Ms. Jennifer Lasley, MPH
Programme Manager, Sustainable Laboratories
World Organisation for Animal Health (OIE)
Diagnostic laboratories support disease surveillance and early detection of disease. Laboratories conduct important research to support detection, risk management, and control. They handle and store pathogens that are potentially hazardous to humans, animals, and plants.
Inefficient and ineffective laboratories make ensuring the timeliness and accuracy of their product—results—more difficult. This situation can quickly erase progress made through investments in capacity building and can hinder progress towards the Sustainable Development Goals.
Traditional laboratory evaluations assess technical capacity and suggest technical improvements in the context of short-term partner-funded projects. As this technical assistance is generally constrained by the project’s objectives, they often do not allow for big picture examination of the national laboratory system’s sustainability.
Often, this leads to simplified technical recommendations and over-investment in structures that are systematically unable to implement the recommendations properly. These challenges are further perpetuated by underlying complications, such as insufficient budget allocations, lack of human and physical resources, or procurement difficulties, and go unaddressed in the mid- to long-term.
To address these challenges and as a complement to traditional semi-quantitative approaches to evaluate laboratory capacity, the OIE developed in 2011 the Sustainable Laboratories Tool to address challenges to laboratories’ financial and strategic sustainability.
The Sustainable Laboratories Tool is a model developed to understand the system’s sustainability in the national context, taking into consideration public, private, and external demand for laboratory services. The model simulates, based on data provided by the participating laboratories, the real cost of laboratory analysis and helps laboratory system leaders to understand what resources they have, what activities they do, who their clients are, and what their clients need from them.
The Sustainable Laboratories Tool helps Members to determine the true cost of laboratory analysis by uncovering the hidden value of capital investments and their impact on operating expenditures
Finally, laboratory experts assisting countries in this approach appraise the pertinence and fitness for purpose of the national laboratory system structure and organisation and present options and elements for strategic decision making to lab management and the Veterinary Services based on simulations that are likely to occur over the next 5-10 years. Virtual approaches to delivery of this expertise are under development, as well as additional components and revised tools for expanded and easy access to mission outputs.

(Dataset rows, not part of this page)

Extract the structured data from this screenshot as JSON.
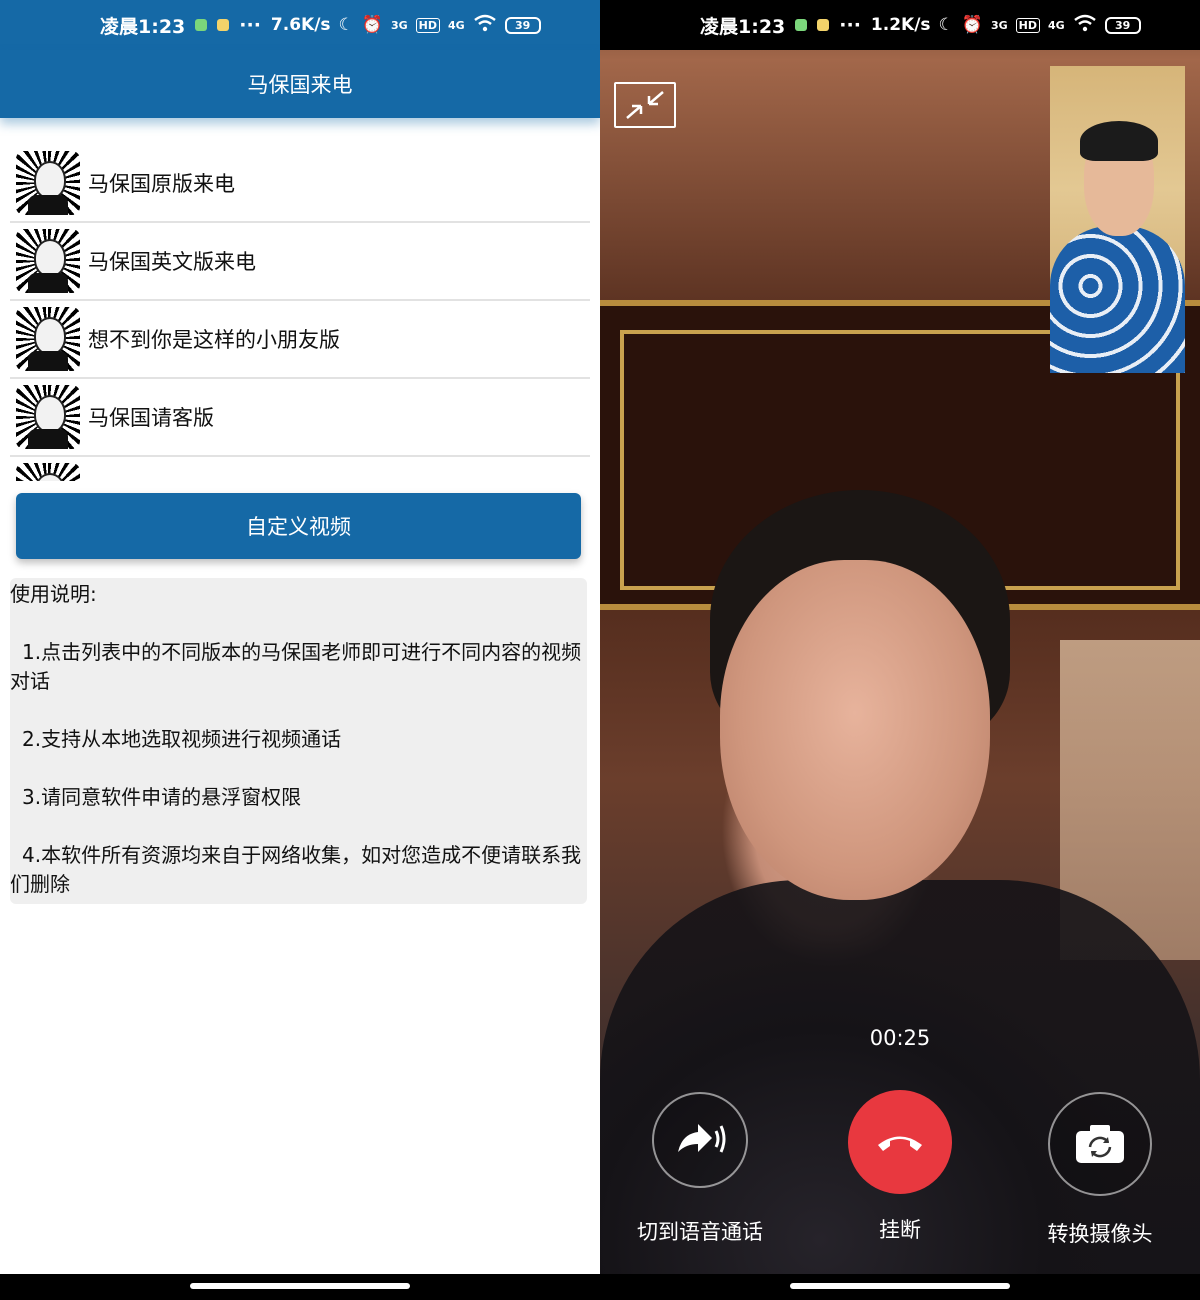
{
  "left": {
    "status": {
      "time": "凌晨1:23",
      "more": "···",
      "speed": "7.6K/s",
      "moon": "☾",
      "alarm": "⏰",
      "sig3g": "3G",
      "hd": "HD",
      "sig4g": "4G",
      "battery": "39"
    },
    "app_title": "马保国来电",
    "list_items": [
      {
        "label": "马保国原版来电"
      },
      {
        "label": "马保国英文版来电"
      },
      {
        "label": "想不到你是这样的小朋友版"
      },
      {
        "label": "马保国请客版"
      }
    ],
    "custom_button": "自定义视频",
    "instructions": {
      "title": "使用说明:",
      "items": [
        "1.点击列表中的不同版本的马保国老师即可进行不同内容的视频对话",
        "2.支持从本地选取视频进行视频通话",
        "3.请同意软件申请的悬浮窗权限",
        "4.本软件所有资源均来自于网络收集，如对您造成不便请联系我们删除"
      ]
    }
  },
  "right": {
    "status": {
      "time": "凌晨1:23",
      "more": "···",
      "speed": "1.2K/s",
      "moon": "☾",
      "alarm": "⏰",
      "sig3g": "3G",
      "hd": "HD",
      "sig4g": "4G",
      "battery": "39"
    },
    "timer": "00:25",
    "controls": {
      "voice_label": "切到语音通话",
      "hangup_label": "挂断",
      "switch_camera_label": "转换摄像头"
    }
  },
  "colors": {
    "primary": "#1569a6",
    "hangup": "#e8383f",
    "list_divider": "#e2e2e2",
    "instructions_bg": "#efefef"
  },
  "icons": [
    "minimize-icon",
    "voice-switch-icon",
    "hangup-icon",
    "camera-switch-icon",
    "avatar-image"
  ]
}
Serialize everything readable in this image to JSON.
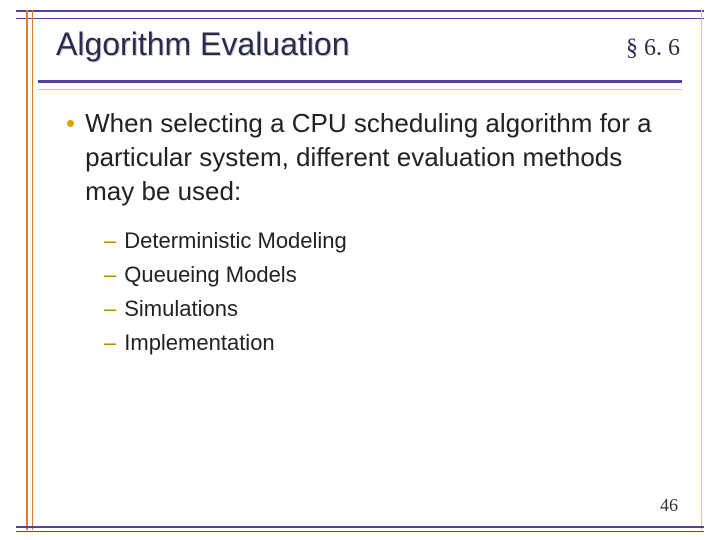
{
  "header": {
    "title": "Algorithm Evaluation",
    "section_ref": "§ 6. 6"
  },
  "body": {
    "bullet_main": "When selecting a CPU scheduling algorithm for a particular system, different evaluation methods may be used:",
    "sub_items": [
      "Deterministic Modeling",
      "Queueing Models",
      "Simulations",
      "Implementation"
    ]
  },
  "page_number": "46"
}
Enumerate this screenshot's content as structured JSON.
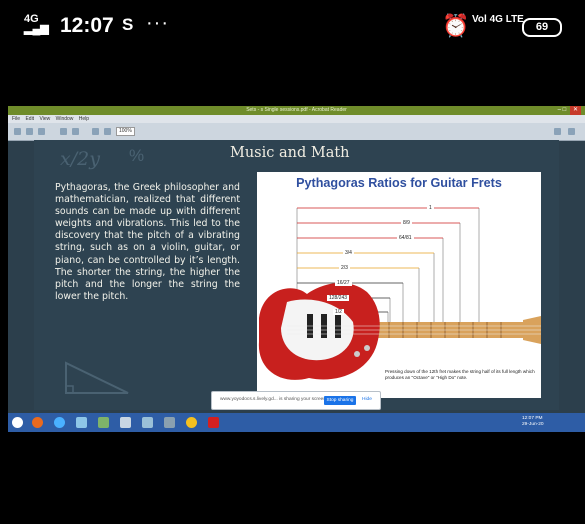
{
  "status_bar": {
    "signal_label": "4G",
    "time": "12:07",
    "sim_icon": "S",
    "more_label": "···",
    "alarm_icon": "alarm-clock",
    "net_label": "Vol 4G LTE",
    "battery": "69"
  },
  "window": {
    "title": "Sets - s Single sessions.pdf - Acrobat Reader",
    "menu_items": [
      "File",
      "Edit",
      "View",
      "Window",
      "Help"
    ],
    "zoom": "100%"
  },
  "slide": {
    "formula": "x/2y",
    "percent": "%",
    "title": "Music and Math",
    "body": "Pythagoras, the Greek philosopher and mathematician, realized that different sounds can be made up with different weights and vibrations. This led to the discovery that the pitch of a vibrating string, such as on a violin, guitar, or piano, can be controlled by it’s length. The shorter the string, the higher the pitch and the longer the string the lower the pitch."
  },
  "guitar_image": {
    "title": "Pythagoras Ratios for Guitar Frets",
    "ratios": [
      "1",
      "8/9",
      "64/81",
      "3/4",
      "2/3",
      "16/27",
      "128/243",
      "1/2"
    ],
    "caption": "Pressing down of the 12th fret makes the string half of its full length which produces an \"Octave\" or \"High Do\" note.",
    "colors": {
      "body": "#c8201e",
      "pickguard": "#ffffff",
      "neck": "#d9a25c",
      "title": "#2f4f9f"
    }
  },
  "share_bar": {
    "text": "www.yoyodocs.s.lively.gd... is sharing your screen.",
    "share_label": "Stop sharing",
    "hide_label": "Hide"
  },
  "taskbar": {
    "icons": [
      "start",
      "firefox",
      "ie",
      "explorer",
      "files",
      "mail",
      "games",
      "vlc",
      "chrome",
      "acrobat"
    ],
    "time": "12:07 PM",
    "date": "29-Jun-20"
  }
}
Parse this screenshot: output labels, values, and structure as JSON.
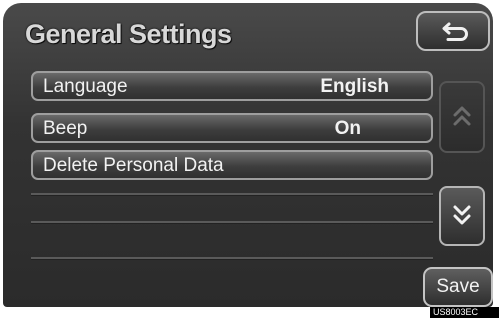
{
  "header": {
    "title": "General Settings",
    "back_icon": "return-arrow-icon"
  },
  "settings": [
    {
      "label": "Language",
      "value": "English"
    },
    {
      "label": "Beep",
      "value": "On"
    },
    {
      "label": "Delete Personal Data",
      "value": ""
    }
  ],
  "scroll": {
    "up_icon": "double-chevron-up-icon",
    "down_icon": "double-chevron-down-icon"
  },
  "footer": {
    "save_label": "Save"
  },
  "image_code": "US8003EC"
}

The Sustainable Laboratories Tool has been implemented in 16 countries and has been shown to be useful to countries in better understand the challenges to financial sustainability that they face, advocating for their needs, gaining confidence in interactions, and implementing cross-cutting systems building activities like biological risk and quality management systems.
OIE has trained a group of laboratory management experts to use the tool and lead missions with laboratory system leaders in countries through the development of scenarios and options that reflect the likely changes in demand for laboratory services in the future.
The next edition of the tool will be available to all OIE Members and data entry forms and dashboards will be available for viewing. Analysis of existing data through visualizations and dashboards are also under development.
A part of the PVS Pathway and focused on country-led improvement rather than externally imposed compliance, the PVS Pathway capacity-building platform leads to enhanced capacity, governance and management of Veterinary Services and to greater harmonization across countries: a way forward to foster global commitment to improve animal health and welfare and veterinary public health worldwide.